En 1924, il revient à Paris et s’installe dans le quartier de Montparnasse, encore largement acquis à la cause des artistes et des poètes. La légende dit qu’il apprend le français à la lecture de Proust et en mémorisant dix mots par jour. Là, il fait la rencontre d’Henry Miller – qui plus tard le surnommera « l’oeil de Paris » –, de Léon- Paul Fargue, de la fameuse Kiki de Montparnasse ou de Jacques Prévert. En 1946, ce dernier illustrera son recueil Paroles d’une photographie de la série Graffiti. Brassaï poursuit en parallèle sa carrière de journaliste en écrivant pour des journaux hongrois et allemands. Ce n’est qu’en 1930 qu’il commence la photographie, initié par André Kertész, d’abord afin de documenter ses articles. Brassaï se prend très vite de passion pour la pratique qui s’autonomise. « Dès l’instant où j’ai réalisé que l’appareil photo était capable d’immortaliser toutes les beautés du Paris nocturne dont j’étais tombé passionnément amoureux lors des pérégrinations de ma vie de bohème, faire des photos n’était plus pour moi qu’un plaisir. » En effet, il arpente les rues de la capitale sans relâche, rencontre voyous, accordéonistes, peintres, prostituées et autres oiseaux de nuit ; la violence et la poésie de la rue se retrouvent dans ses clichés où il capte l’essence du Paris de l’entre-deux-guerres. En 1931, il publie son premier livre, Paris la nuit.

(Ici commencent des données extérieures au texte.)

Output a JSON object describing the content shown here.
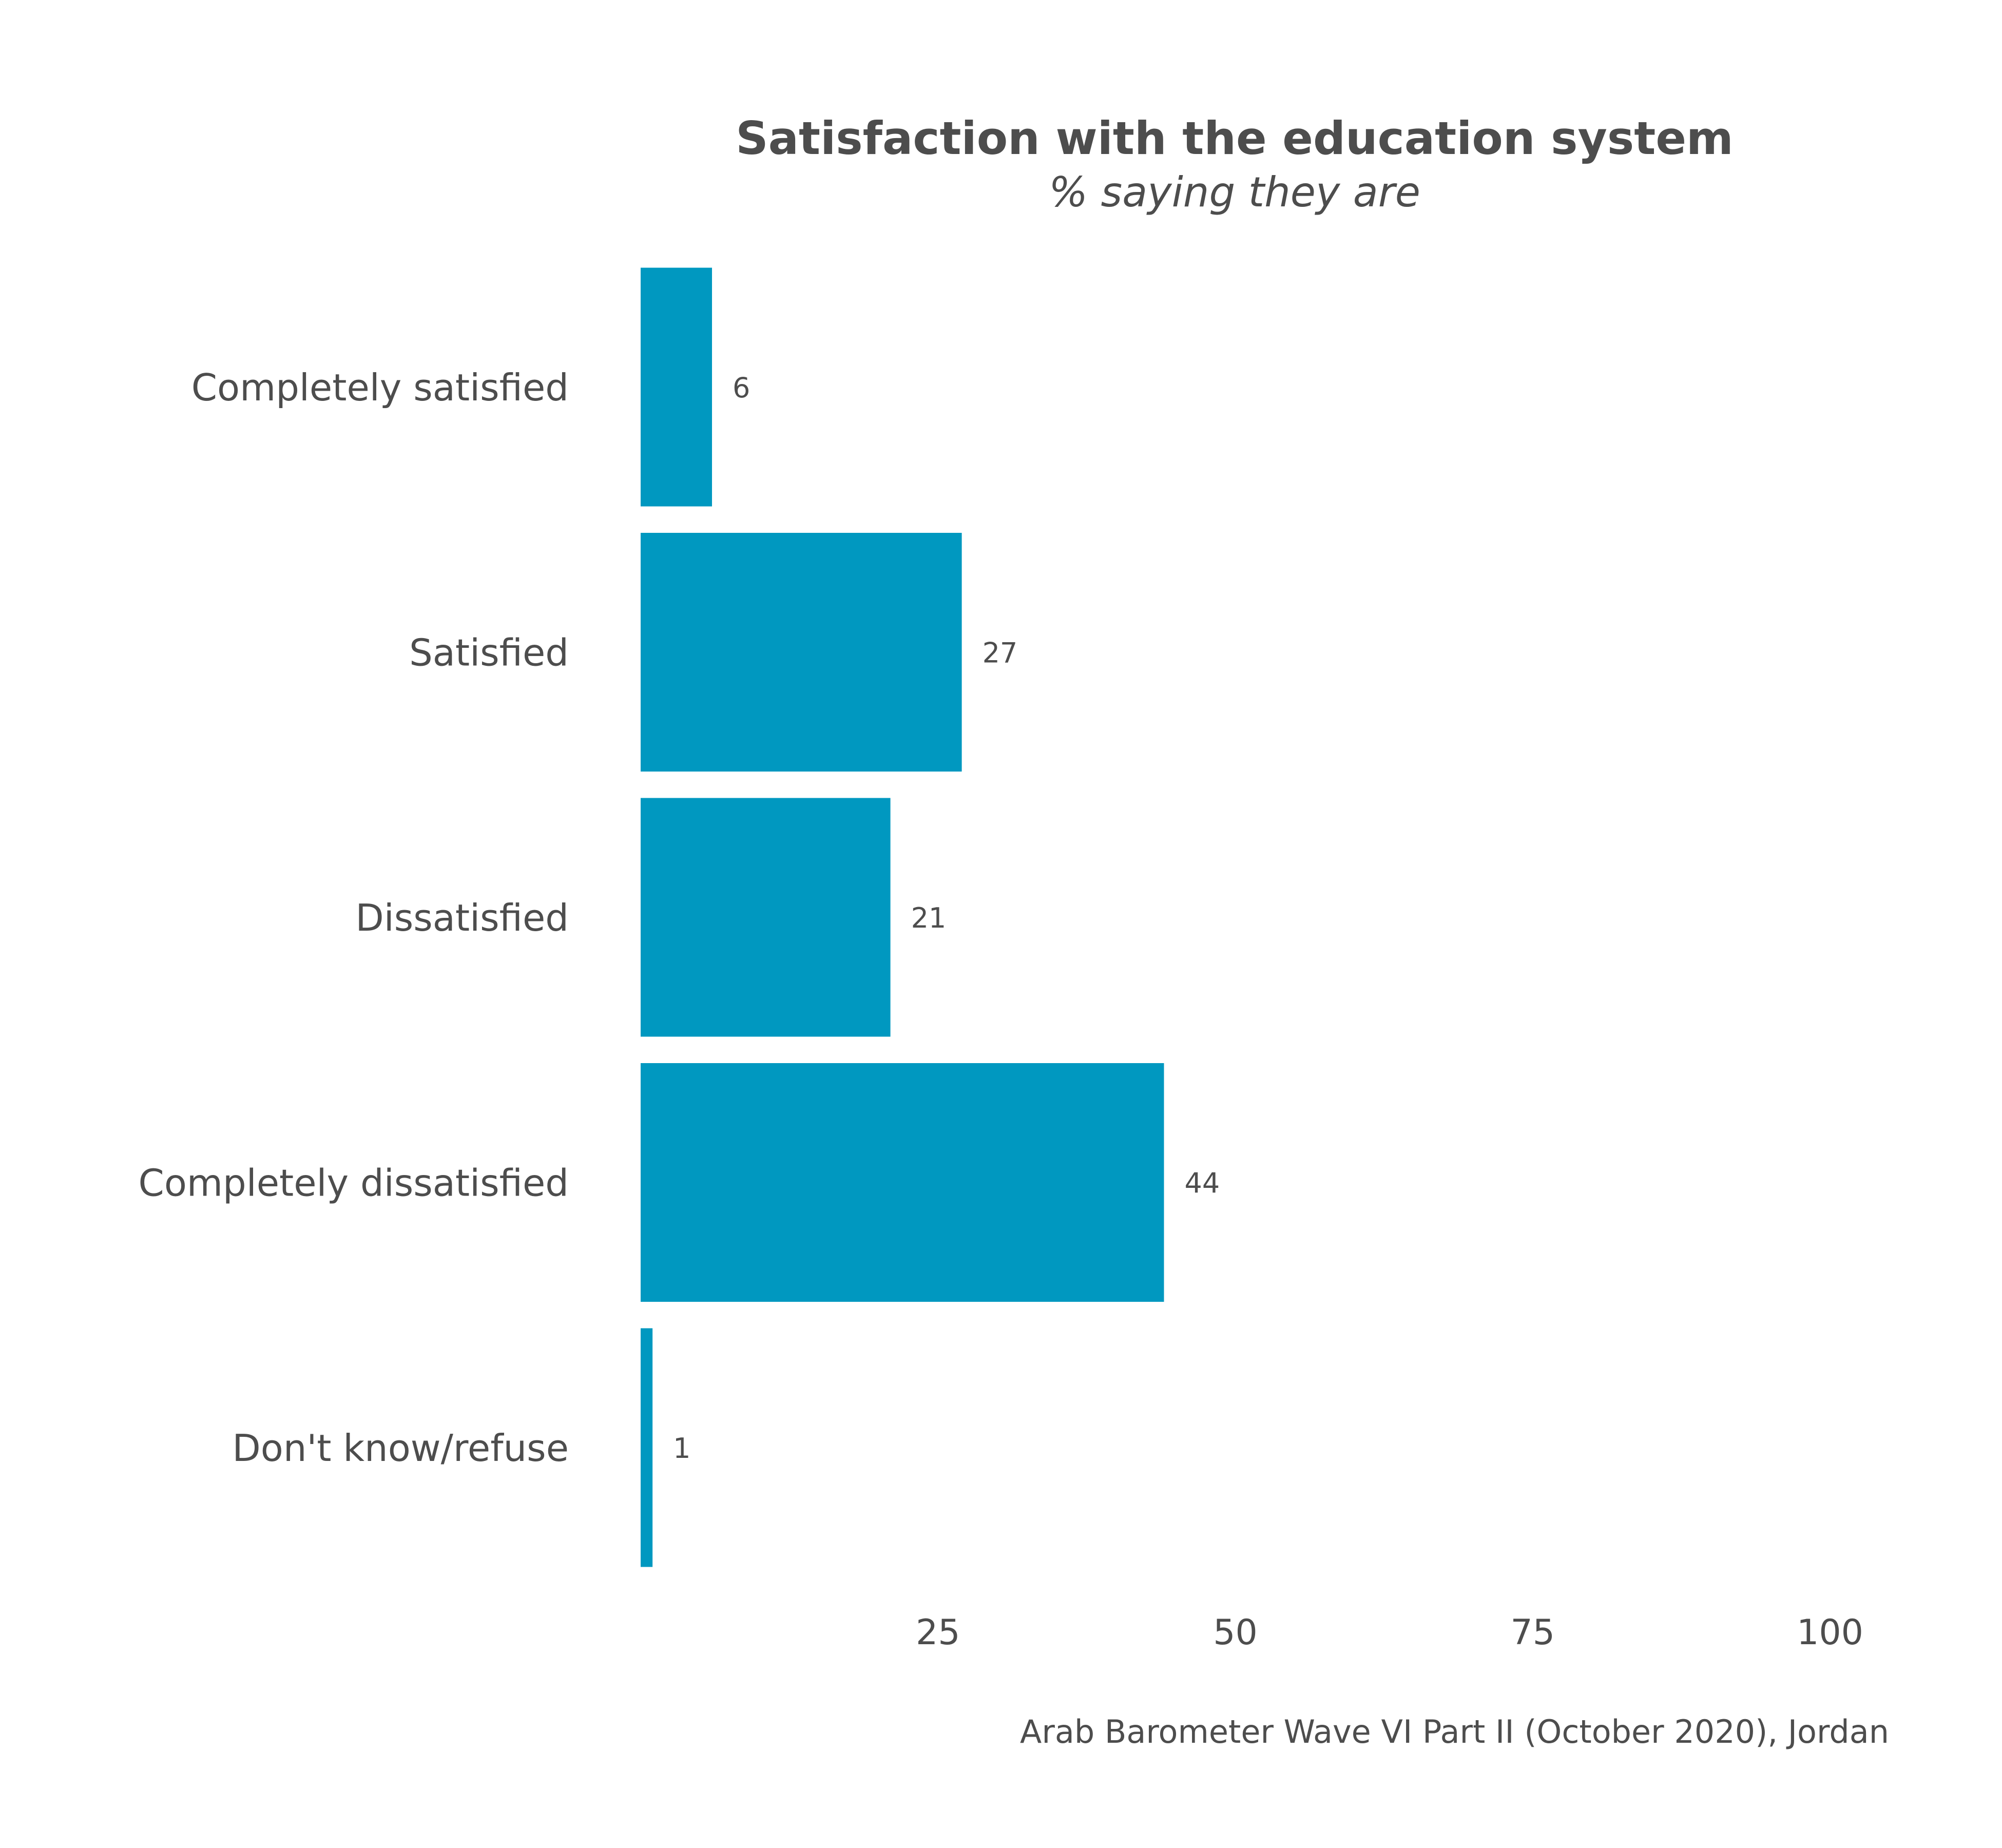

De 1930 à 1963, Brassaï travaille en tant que photographe indépendant pour, Verve, Paris Magazine, Picture Post, Réalités, Coronet, Détective, Paris-Soir ou encore Harper’s Bazaar. Il capture l’humain, mais pas seulement, et sa série des Graffiti aura d’ailleurs une influence notable pour le surréalisme – dès 1932, il participe à la revue Le Minotaure –, notamment, en développant une esthétique de la trace, de l’empreinte. Pour le photographe : « C’est la hantise et le désir de l’homme de laisser une trace indélébile de son éphémère passage sur cette terre qui donnent naissance à l’art ».

Si ses photographies de Paris sont les vues les plus connues de l’artiste, elles ne sont pas les seules puisque Brassaï a aussi réalisé de nombreux portraits, immortalisant les grandes figures de son temps : Salvador Dalí, Pablo Picasso – un ami cher –, Henri Matisse, Alberto Giacometti, Jean Genet, Henri Michaux, etc. Il s’est aussi intéressé à la photographie de mode, en développant notamment des projets avec Christian Dior.

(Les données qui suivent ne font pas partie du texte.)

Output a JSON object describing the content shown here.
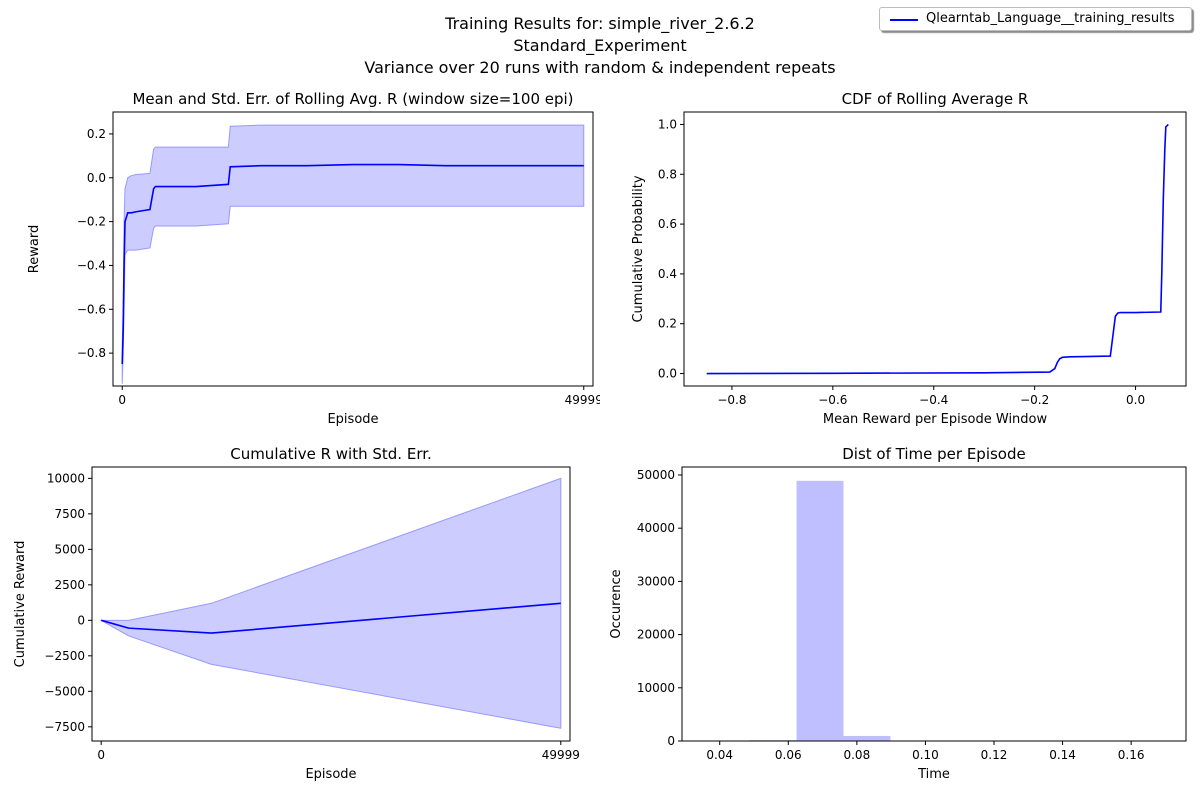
{
  "figure": {
    "title_lines": [
      "Training Results for: simple_river_2.6.2",
      "Standard_Experiment",
      "Variance over 20 runs with random & independent repeats"
    ],
    "legend_label": "Qlearntab_Language__training_results",
    "line_color": "#0000ff",
    "band_color": "#ccccff",
    "band_edge_color": "#9999ff"
  },
  "chart_data": [
    {
      "type": "line",
      "title": "Mean and Std. Err. of Rolling Avg. R (window size=100 epi)",
      "xlabel": "Episode",
      "ylabel": "Reward",
      "xlim": [
        -1000,
        51000
      ],
      "ylim": [
        -0.95,
        0.3
      ],
      "xticks": [
        0,
        49999
      ],
      "xtick_labels": [
        "0",
        "49999"
      ],
      "yticks": [
        -0.8,
        -0.6,
        -0.4,
        -0.2,
        0.0,
        0.2
      ],
      "ytick_labels": [
        "−0.8",
        "−0.6",
        "−0.4",
        "−0.2",
        "0.0",
        "0.2"
      ],
      "grid": false,
      "series": [
        {
          "x": [
            0,
            100,
            200,
            300,
            600,
            1000,
            1500,
            3000,
            3400,
            3600,
            5000,
            8000,
            11500,
            11700,
            15000,
            20000,
            25000,
            30000,
            35000,
            40000,
            45000,
            49999
          ],
          "mean": [
            -0.85,
            -0.7,
            -0.4,
            -0.2,
            -0.16,
            -0.16,
            -0.155,
            -0.145,
            -0.05,
            -0.04,
            -0.04,
            -0.04,
            -0.03,
            0.05,
            0.055,
            0.055,
            0.06,
            0.06,
            0.055,
            0.055,
            0.055,
            0.055
          ],
          "upper": [
            -0.76,
            -0.6,
            -0.2,
            -0.05,
            0.0,
            0.01,
            0.015,
            0.02,
            0.13,
            0.14,
            0.14,
            0.14,
            0.14,
            0.235,
            0.24,
            0.24,
            0.24,
            0.24,
            0.24,
            0.24,
            0.24,
            0.24
          ],
          "lower": [
            -0.94,
            -0.8,
            -0.6,
            -0.35,
            -0.33,
            -0.33,
            -0.33,
            -0.32,
            -0.23,
            -0.22,
            -0.22,
            -0.22,
            -0.21,
            -0.13,
            -0.13,
            -0.13,
            -0.13,
            -0.13,
            -0.13,
            -0.13,
            -0.13,
            -0.13
          ]
        }
      ]
    },
    {
      "type": "line",
      "title": "CDF of Rolling Average R",
      "xlabel": "Mean Reward per Episode Window",
      "ylabel": "Cumulative Probability",
      "xlim": [
        -0.895,
        0.1
      ],
      "ylim": [
        -0.05,
        1.05
      ],
      "xticks": [
        -0.8,
        -0.6,
        -0.4,
        -0.2,
        0.0
      ],
      "xtick_labels": [
        "−0.8",
        "−0.6",
        "−0.4",
        "−0.2",
        "0.0"
      ],
      "yticks": [
        0.0,
        0.2,
        0.4,
        0.6,
        0.8,
        1.0
      ],
      "ytick_labels": [
        "0.0",
        "0.2",
        "0.4",
        "0.6",
        "0.8",
        "1.0"
      ],
      "grid": false,
      "series": [
        {
          "x": [
            -0.85,
            -0.6,
            -0.3,
            -0.17,
            -0.16,
            -0.155,
            -0.15,
            -0.145,
            -0.13,
            -0.1,
            -0.05,
            -0.045,
            -0.04,
            -0.035,
            -0.03,
            0.0,
            0.05,
            0.052,
            0.055,
            0.058,
            0.06,
            0.065
          ],
          "y": [
            0.0,
            0.001,
            0.003,
            0.006,
            0.02,
            0.045,
            0.06,
            0.065,
            0.067,
            0.068,
            0.07,
            0.15,
            0.23,
            0.243,
            0.245,
            0.245,
            0.247,
            0.4,
            0.7,
            0.9,
            0.99,
            1.0
          ]
        }
      ]
    },
    {
      "type": "line",
      "title": "Cumulative R with Std. Err.",
      "xlabel": "Episode",
      "ylabel": "Cumulative Reward",
      "xlim": [
        -1000,
        51000
      ],
      "ylim": [
        -8500,
        10800
      ],
      "xticks": [
        0,
        49999
      ],
      "xtick_labels": [
        "0",
        "49999"
      ],
      "yticks": [
        -7500,
        -5000,
        -2500,
        0,
        2500,
        5000,
        7500,
        10000
      ],
      "ytick_labels": [
        "−7500",
        "−5000",
        "−2500",
        "0",
        "2500",
        "5000",
        "7500",
        "10000"
      ],
      "grid": false,
      "series": [
        {
          "x": [
            0,
            3000,
            12000,
            49999
          ],
          "mean": [
            0,
            -550,
            -900,
            1200
          ],
          "upper": [
            0,
            0,
            1200,
            10000
          ],
          "lower": [
            0,
            -1100,
            -3100,
            -7600
          ]
        }
      ]
    },
    {
      "type": "bar",
      "title": "Dist of Time per Episode",
      "xlabel": "Time",
      "ylabel": "Occurence",
      "xlim": [
        0.029,
        0.176
      ],
      "ylim": [
        0,
        51500
      ],
      "xticks": [
        0.04,
        0.06,
        0.08,
        0.1,
        0.12,
        0.14,
        0.16
      ],
      "xtick_labels": [
        "0.04",
        "0.06",
        "0.08",
        "0.10",
        "0.12",
        "0.14",
        "0.16"
      ],
      "yticks": [
        0,
        10000,
        20000,
        30000,
        40000,
        50000
      ],
      "ytick_labels": [
        "0",
        "10000",
        "20000",
        "30000",
        "40000",
        "50000"
      ],
      "grid": false,
      "bin_edges": [
        0.035,
        0.0487,
        0.0624,
        0.0761,
        0.0898,
        0.1035,
        0.1172,
        0.1309,
        0.1446,
        0.1583,
        0.172
      ],
      "values": [
        10,
        150,
        48900,
        950,
        15,
        5,
        3,
        2,
        1,
        1
      ]
    }
  ]
}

Sous la Seconde Guerre mondiale et l’Occupation, la pratique de la photographie devenant plus difficile en raison du couvre-feu, il déménage un temps dans le sud de la France. En 1943, il commence à photographier les sculptures de Picasso qui l’incite à se remettre au dessin et à la sculpture. Reconnu principalement pour sa photographie, Brassaï n’en a pas moins été un créateur touche-à-tout. On lui doit un long-métrage, Tant qu’il y aura des bêtes, en 1956, primé à Cannes. Il a aussi écrit 17 ouvrages, dont Marcel Proust sous l’emprise de la photographie, ou le célèbre Conversations avec Picasso.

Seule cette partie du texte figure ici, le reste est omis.